Une brèche
Si l’enfant grimpe aux arbres pour arrondir la terre, c’est à cause du rêve. S’il peut tenir debout sur le bord du vide, supporter le vertige, marcher sur du verre sans se couper les pieds, c’est à cause des mots. Si la douceur se cache dans le poing de mon cœur, c’est à cause de l’amour. On ne voit pas le monde par le trou de la serrure, on invente le ciel. Les années qui s’en vont en emportant la porte, nous marchons à leur place, traversant les soupentes, les greniers, les nuages. Nous nous interrogeons avec les yeux des autres alors qu’il suffirait de fermer nos paupières. La lumière, la nuit, ne vient pas de la lune mais des volets tirés, d’une brèche à l’intérieur de soi. Il manque toujours une marche au bout de la vie, la première.
Je gosse le bois des mots pour meubler le silence. Le trésor enterré au pied de l’arc-en-ciel, ce sont les ailes d’Icare, les images qu’enfant je ne comprenais pas, le rocher de Sisyphe qui ne pèse plus rien. Le blanc du poème est comme une chaise vide attendant l’invité. Une syllabe inaudible, une étoile sous la mer, une goutte d’eau sur la pierre, il était là, peut-être, le vrai début. Un petit violon dans une oreille, un poème à la bouche, je garde une main sur la poignée du cœur, entrebâillant l’amour, une autre sur le heurtoir du monde. Je promène mes mots sans laisse dans le bois. Entre deux épinettes, un monde sans mur révèle son visage. L’ombre de l’arbre a devancé les feuilles. Est-ce le paysage ou moi qui avons vieilli ? Je ne vois plus les jours à vol d’oiseau. Moi qui comptais les heures aux graines mises en terre, j’attends que le pain lève pour saluer le temps. Les jours de lessive, d’une corde à linge à l’autre, le vent sèche les larmes. Que m’importe qu’on marche sur la lune, le moindre pas sur terre est toujours le premier.

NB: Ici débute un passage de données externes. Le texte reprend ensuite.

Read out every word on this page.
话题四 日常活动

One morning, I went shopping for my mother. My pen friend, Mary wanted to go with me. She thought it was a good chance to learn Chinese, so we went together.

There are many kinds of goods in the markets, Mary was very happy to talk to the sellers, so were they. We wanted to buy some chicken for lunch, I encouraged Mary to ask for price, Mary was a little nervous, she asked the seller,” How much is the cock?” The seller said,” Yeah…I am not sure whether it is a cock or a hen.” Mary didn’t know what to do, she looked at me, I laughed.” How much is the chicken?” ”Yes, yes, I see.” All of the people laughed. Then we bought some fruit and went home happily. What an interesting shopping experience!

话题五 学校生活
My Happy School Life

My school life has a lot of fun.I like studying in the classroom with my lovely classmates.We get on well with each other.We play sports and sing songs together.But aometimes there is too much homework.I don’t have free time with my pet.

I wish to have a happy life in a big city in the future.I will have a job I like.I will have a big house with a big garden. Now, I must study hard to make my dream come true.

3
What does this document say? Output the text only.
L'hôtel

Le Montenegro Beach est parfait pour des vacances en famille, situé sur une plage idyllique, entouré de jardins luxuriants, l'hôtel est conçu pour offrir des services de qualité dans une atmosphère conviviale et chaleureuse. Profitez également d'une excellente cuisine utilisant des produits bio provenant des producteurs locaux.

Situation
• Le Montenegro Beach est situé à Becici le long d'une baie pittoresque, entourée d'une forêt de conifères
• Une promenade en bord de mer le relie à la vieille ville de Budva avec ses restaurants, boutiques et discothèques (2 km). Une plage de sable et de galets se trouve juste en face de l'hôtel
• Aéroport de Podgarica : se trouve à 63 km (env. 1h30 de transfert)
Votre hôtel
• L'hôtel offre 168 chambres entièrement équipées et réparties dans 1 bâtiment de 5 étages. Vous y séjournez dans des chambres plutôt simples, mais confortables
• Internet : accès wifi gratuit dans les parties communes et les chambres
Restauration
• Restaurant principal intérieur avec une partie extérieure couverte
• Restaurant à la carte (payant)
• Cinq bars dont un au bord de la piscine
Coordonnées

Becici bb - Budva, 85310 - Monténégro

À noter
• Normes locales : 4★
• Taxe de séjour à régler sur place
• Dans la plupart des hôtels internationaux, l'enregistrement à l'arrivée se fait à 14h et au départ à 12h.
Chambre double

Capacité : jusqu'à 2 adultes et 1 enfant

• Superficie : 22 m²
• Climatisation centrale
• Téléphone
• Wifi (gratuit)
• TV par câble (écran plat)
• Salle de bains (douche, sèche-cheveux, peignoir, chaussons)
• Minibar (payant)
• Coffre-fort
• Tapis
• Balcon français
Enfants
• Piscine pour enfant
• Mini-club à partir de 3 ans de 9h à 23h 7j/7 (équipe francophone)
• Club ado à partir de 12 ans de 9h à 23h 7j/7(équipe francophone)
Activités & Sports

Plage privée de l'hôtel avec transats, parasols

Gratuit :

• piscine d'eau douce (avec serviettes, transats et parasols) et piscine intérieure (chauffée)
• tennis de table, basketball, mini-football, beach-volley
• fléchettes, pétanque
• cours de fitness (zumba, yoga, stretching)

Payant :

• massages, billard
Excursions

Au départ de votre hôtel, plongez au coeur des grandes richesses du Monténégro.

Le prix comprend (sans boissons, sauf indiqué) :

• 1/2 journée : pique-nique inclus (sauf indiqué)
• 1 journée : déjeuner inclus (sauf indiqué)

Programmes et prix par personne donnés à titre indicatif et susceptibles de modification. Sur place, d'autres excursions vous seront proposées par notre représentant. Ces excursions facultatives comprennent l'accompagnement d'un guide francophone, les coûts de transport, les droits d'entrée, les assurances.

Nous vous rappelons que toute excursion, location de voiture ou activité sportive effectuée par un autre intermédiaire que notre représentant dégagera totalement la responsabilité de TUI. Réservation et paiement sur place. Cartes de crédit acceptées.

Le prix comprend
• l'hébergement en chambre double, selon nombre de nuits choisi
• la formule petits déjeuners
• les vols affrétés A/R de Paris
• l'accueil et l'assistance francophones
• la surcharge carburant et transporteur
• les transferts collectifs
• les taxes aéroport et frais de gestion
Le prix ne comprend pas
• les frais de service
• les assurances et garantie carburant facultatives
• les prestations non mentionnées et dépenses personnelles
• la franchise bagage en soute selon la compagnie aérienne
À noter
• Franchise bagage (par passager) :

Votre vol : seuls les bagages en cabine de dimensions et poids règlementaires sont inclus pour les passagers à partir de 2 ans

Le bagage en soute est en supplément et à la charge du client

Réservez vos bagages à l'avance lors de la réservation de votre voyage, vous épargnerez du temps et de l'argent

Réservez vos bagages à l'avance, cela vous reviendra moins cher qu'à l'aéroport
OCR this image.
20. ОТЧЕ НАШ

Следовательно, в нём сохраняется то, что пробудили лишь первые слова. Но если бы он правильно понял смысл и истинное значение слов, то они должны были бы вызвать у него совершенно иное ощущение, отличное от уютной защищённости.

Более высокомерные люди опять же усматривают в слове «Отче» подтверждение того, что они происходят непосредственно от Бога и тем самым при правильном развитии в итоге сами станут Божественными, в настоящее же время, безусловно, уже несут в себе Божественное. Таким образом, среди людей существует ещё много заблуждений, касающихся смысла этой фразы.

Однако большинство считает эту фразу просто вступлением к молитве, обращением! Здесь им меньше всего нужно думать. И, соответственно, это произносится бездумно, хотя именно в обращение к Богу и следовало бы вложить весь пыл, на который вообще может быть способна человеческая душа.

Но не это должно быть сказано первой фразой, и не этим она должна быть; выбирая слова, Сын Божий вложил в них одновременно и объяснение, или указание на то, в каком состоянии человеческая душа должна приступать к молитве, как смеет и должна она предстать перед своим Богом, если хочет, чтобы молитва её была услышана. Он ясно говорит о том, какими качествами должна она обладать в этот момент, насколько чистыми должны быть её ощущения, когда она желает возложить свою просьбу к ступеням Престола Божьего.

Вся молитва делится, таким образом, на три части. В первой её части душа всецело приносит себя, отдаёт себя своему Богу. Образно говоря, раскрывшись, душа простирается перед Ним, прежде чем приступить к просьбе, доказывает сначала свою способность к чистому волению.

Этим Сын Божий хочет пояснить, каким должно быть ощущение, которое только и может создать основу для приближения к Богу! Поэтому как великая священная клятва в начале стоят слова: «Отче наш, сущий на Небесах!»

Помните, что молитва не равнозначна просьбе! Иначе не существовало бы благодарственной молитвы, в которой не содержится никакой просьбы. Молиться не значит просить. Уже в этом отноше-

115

L’espoir étouffe dans une gangue de haine, de profits et de pertes, de produits et de chiffres. Je marche sur un fil agité par le vent. Je porte un peu de feu aux chantiers interdits, une braise dans la neige. Tout est allé si vite. La mer ignorait l’homme. On écoutait la terre et les oiseaux chanter sans craindre les sirènes. La parole roulait en vélo de silence. L’espoir vivait jeune sans craindre la camarde et l’usure séculaire. Les baïonnettes percent le costume des fleurs. Je préférais, c’est sûr, le beau temps des épines. J’écris assis sur une roche comme un vieil Indien fixant les âmes qu’on ne voit pas. Le cœur bat du tambour dans sa caverne de peau. À force d’écrire en cercles, mes phrases finiront par avoir du sens. Mes mots auront du cœur dans le tournis de l’encre.